I looked at the largest piece of Javascript on the astd.org home page. It is the jQuery UI javascript code at 188K. It compressed down by 11%. The other way to really compress the Javascript is to use gzip. Here is a blog post by someone else about it (he also mentions some other utilities for doing what Google closure is doing). Basically, you zip the Javascript and then, since it runs in the visitor's browser anyway their browser expands the file to run the code after they've downloaded it. Gzip is achieving near universal installation, so this method of compressing Javascript has less risk of breaking than it did a year ago.

In essence, what the Closure "compiler" is doing is removing all of the whitespace and pretty variable names that we use so that we can read the code. It's very much like the "Optimize for Web" settings for image programs which remove all of the color descriptions for unused colors and the like.

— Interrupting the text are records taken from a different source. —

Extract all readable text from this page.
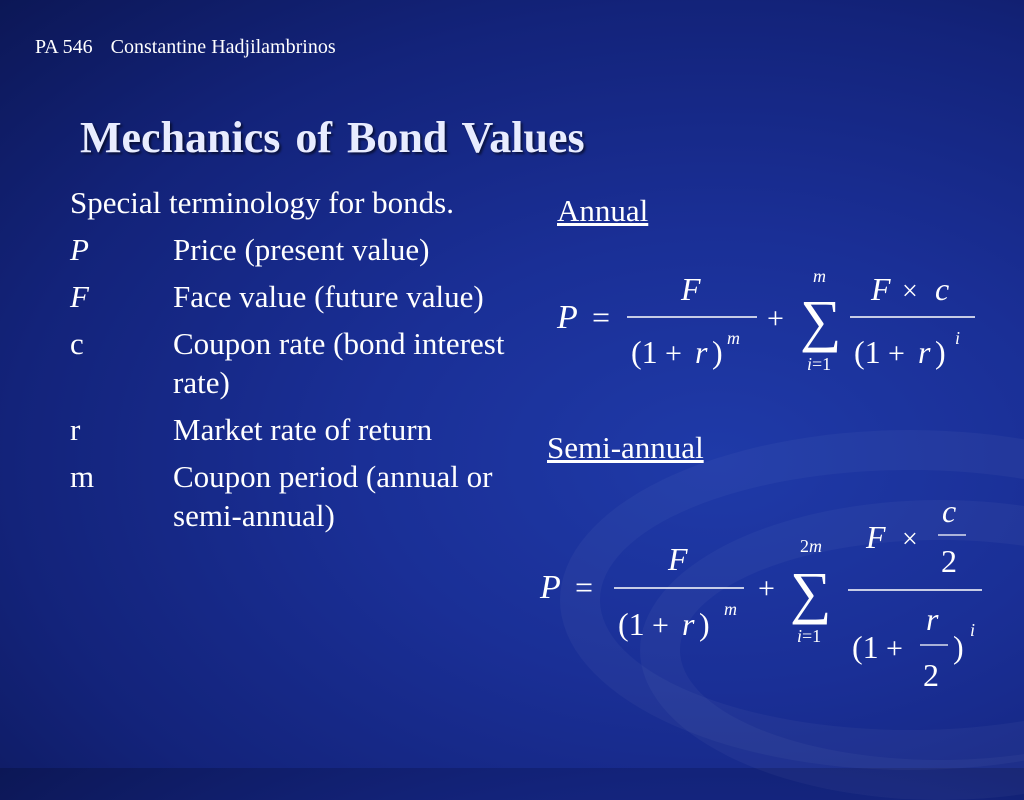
PA 546 Constantine Hadjilambrinos
Mechanics of Bond Values
Special terminology for bonds.
P	Price (present value)
F	Face value (future value)
c	Coupon rate (bond interest rate)
r	Market rate of return
m	Coupon period (annual or semi-annual)
Annual
Semi-annual
P =
F
(1 + r ) m
+
m
∑
i=1
F × c
(1 + r ) i
P =
F
(1 + r ) m
+
2m
∑
i=1
F ×
c
2
(1 +
r
2
) i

The home page for the Closure compiler is here and it also explains the philosophy behind what they are doing. It works in conjunction with Page Speed. I've started looking at these things recently because I was reviewing the analytics for our organization's web site and noticing that people are still hitting the site with dial-up. I'm also noticing an uptick in mobile visitors who might be using EDGE or other slower networks to hit our site. Living in an urban area with good G3 coverage and broadband in most places, we forget the costs associated with Flash effects and high-res widget graphics. The 2007 Census numbers show that 10% or so of Americans with home Internet access were using dial-up.

As long as any of those people want to be a part of our organization, we need to make sure they can access our information. Besides, a flashy website is not necessarily the only sign of organizational quality. Take a look at this company's website for instance. The look is dated but clean and speedy.